I'm so sick of this place
I feel I will suffucate
And I just want to leave
There's nothing left for me
I need a new vew to see
So why don't I wanna leave
Time goes by
Like an unstopable train
And soon I'll say goodbye
This is what I've been waiting for, for a while
And this place is where I'm always coming back to
When my heart need love
I'm always coming right back home
It's like everyone has changed
And I'm stuck in good old days
Sometimes it's so damn hard to breath
So finally I'm gonna go
This was always meant to be
There's a brand new place for me
So, hello you all. I'm alive. Actually, I'm living a brand new stage of my life.
Everything's changed. Everything.
I'm in Salamanca, in Med school. I didn't make it in Portugal, but whatever, I'm gonna be a doctor anyway. And I'm near home so I get to go there all the weekens I want.
I'm happy. The dark is gone for now. I'm breathing and living. I have new friends. I'm in a different country.

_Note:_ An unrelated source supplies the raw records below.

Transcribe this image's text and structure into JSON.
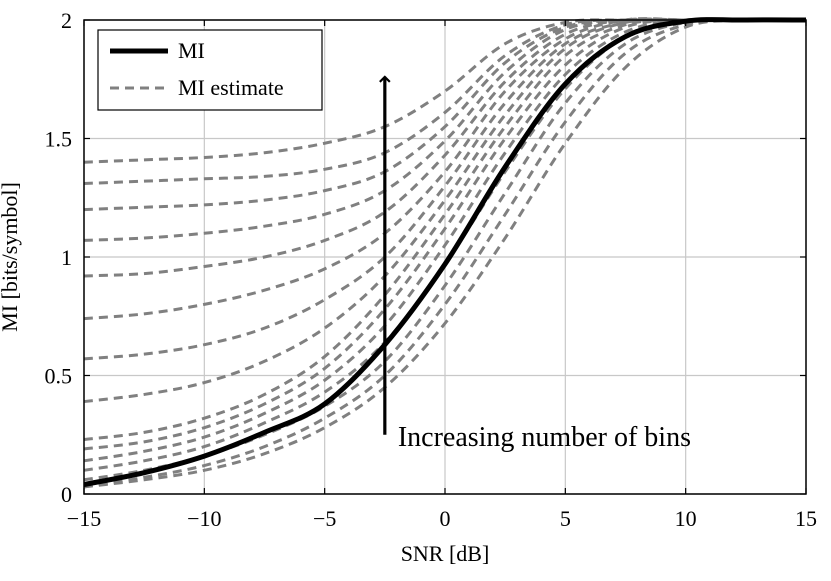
{
  "chart_data": {
    "type": "line",
    "xlabel": "SNR [dB]",
    "ylabel": "MI [bits/symbol]",
    "xlim": [
      -15,
      15
    ],
    "ylim": [
      0,
      2
    ],
    "xticks": [
      -15,
      -10,
      -5,
      0,
      5,
      10,
      15
    ],
    "yticks": [
      0,
      0.5,
      1,
      1.5,
      2
    ],
    "xtick_labels": [
      "−15",
      "−10",
      "−5",
      "0",
      "5",
      "10",
      "15"
    ],
    "ytick_labels": [
      "0",
      "0.5",
      "1",
      "1.5",
      "2"
    ],
    "grid": true,
    "legend": {
      "position": "top-left",
      "entries": [
        {
          "label": "MI",
          "style": "solid",
          "color": "#000000"
        },
        {
          "label": "MI estimate",
          "style": "dashed",
          "color": "#808080"
        }
      ]
    },
    "annotation": {
      "text": "Increasing number of bins",
      "arrow_x": -2.5,
      "arrow_from_y": 0.25,
      "arrow_to_y": 1.76
    },
    "x": [
      -15,
      -12.5,
      -10,
      -7.5,
      -5,
      -2.5,
      0,
      2.5,
      5,
      7.5,
      10,
      12.5,
      15
    ],
    "series": [
      {
        "name": "MI",
        "style": "solid",
        "color": "#000000",
        "values": [
          0.04,
          0.09,
          0.16,
          0.26,
          0.38,
          0.63,
          0.97,
          1.38,
          1.73,
          1.93,
          1.995,
          2.0,
          2.0
        ]
      },
      {
        "name": "MI estimate",
        "style": "dashed",
        "color": "#808080",
        "values": [
          0.03,
          0.06,
          0.1,
          0.17,
          0.28,
          0.45,
          0.72,
          1.08,
          1.48,
          1.8,
          1.97,
          2.0,
          2.0
        ]
      },
      {
        "name": "MI estimate",
        "style": "dashed",
        "color": "#808080",
        "values": [
          0.03,
          0.07,
          0.12,
          0.2,
          0.32,
          0.5,
          0.8,
          1.18,
          1.57,
          1.86,
          1.98,
          2.0,
          2.0
        ]
      },
      {
        "name": "MI estimate",
        "style": "dashed",
        "color": "#808080",
        "values": [
          0.06,
          0.1,
          0.16,
          0.25,
          0.37,
          0.56,
          0.88,
          1.27,
          1.65,
          1.9,
          1.99,
          2.0,
          2.0
        ]
      },
      {
        "name": "MI estimate",
        "style": "dashed",
        "color": "#808080",
        "values": [
          0.1,
          0.14,
          0.2,
          0.3,
          0.43,
          0.64,
          0.97,
          1.36,
          1.71,
          1.93,
          1.995,
          2.0,
          2.0
        ]
      },
      {
        "name": "MI estimate",
        "style": "dashed",
        "color": "#808080",
        "values": [
          0.14,
          0.18,
          0.24,
          0.34,
          0.48,
          0.71,
          1.05,
          1.44,
          1.77,
          1.95,
          2.0,
          2.0,
          2.0
        ]
      },
      {
        "name": "MI estimate",
        "style": "dashed",
        "color": "#808080",
        "values": [
          0.19,
          0.22,
          0.28,
          0.38,
          0.53,
          0.78,
          1.12,
          1.5,
          1.81,
          1.97,
          2.0,
          2.0,
          2.0
        ]
      },
      {
        "name": "MI estimate",
        "style": "dashed",
        "color": "#808080",
        "values": [
          0.23,
          0.26,
          0.32,
          0.42,
          0.58,
          0.84,
          1.18,
          1.55,
          1.85,
          1.98,
          2.0,
          2.0,
          2.0
        ]
      },
      {
        "name": "MI estimate",
        "style": "dashed",
        "color": "#808080",
        "values": [
          0.39,
          0.42,
          0.47,
          0.56,
          0.7,
          0.92,
          1.24,
          1.6,
          1.88,
          1.99,
          2.0,
          2.0,
          2.0
        ]
      },
      {
        "name": "MI estimate",
        "style": "dashed",
        "color": "#808080",
        "values": [
          0.57,
          0.59,
          0.63,
          0.7,
          0.82,
          1.0,
          1.3,
          1.65,
          1.9,
          1.99,
          2.0,
          2.0,
          2.0
        ]
      },
      {
        "name": "MI estimate",
        "style": "dashed",
        "color": "#808080",
        "values": [
          0.74,
          0.76,
          0.8,
          0.86,
          0.95,
          1.1,
          1.36,
          1.7,
          1.92,
          2.0,
          2.0,
          2.0,
          2.0
        ]
      },
      {
        "name": "MI estimate",
        "style": "dashed",
        "color": "#808080",
        "values": [
          0.92,
          0.93,
          0.96,
          1.0,
          1.07,
          1.19,
          1.43,
          1.74,
          1.94,
          2.0,
          2.0,
          2.0,
          2.0
        ]
      },
      {
        "name": "MI estimate",
        "style": "dashed",
        "color": "#808080",
        "values": [
          1.07,
          1.08,
          1.1,
          1.13,
          1.18,
          1.28,
          1.49,
          1.78,
          1.96,
          2.0,
          2.0,
          2.0,
          2.0
        ]
      },
      {
        "name": "MI estimate",
        "style": "dashed",
        "color": "#808080",
        "values": [
          1.2,
          1.21,
          1.22,
          1.24,
          1.28,
          1.36,
          1.55,
          1.82,
          1.97,
          2.0,
          2.0,
          2.0,
          2.0
        ]
      },
      {
        "name": "MI estimate",
        "style": "dashed",
        "color": "#808080",
        "values": [
          1.31,
          1.32,
          1.33,
          1.34,
          1.37,
          1.44,
          1.61,
          1.85,
          1.98,
          2.0,
          2.0,
          2.0,
          2.0
        ]
      },
      {
        "name": "MI estimate",
        "style": "dashed",
        "color": "#808080",
        "values": [
          1.4,
          1.41,
          1.42,
          1.44,
          1.48,
          1.55,
          1.7,
          1.9,
          1.99,
          2.0,
          2.0,
          2.0,
          2.0
        ]
      }
    ]
  }
}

I met some really nice spanish people and I'm moving forward. I guess I have the best of both worlds. Coutries, in this case. I have my best friends ever and my family and my home and my beach and my sunset there and I have the new and the unknow and the "six-years-path" in front of me here. I'll live. I'm positive about my new life. Finally, I trully believe there's a place where I belong and where I'm given the chance to be happy.
This is Joana. A new friend of mine. We think exactly alike.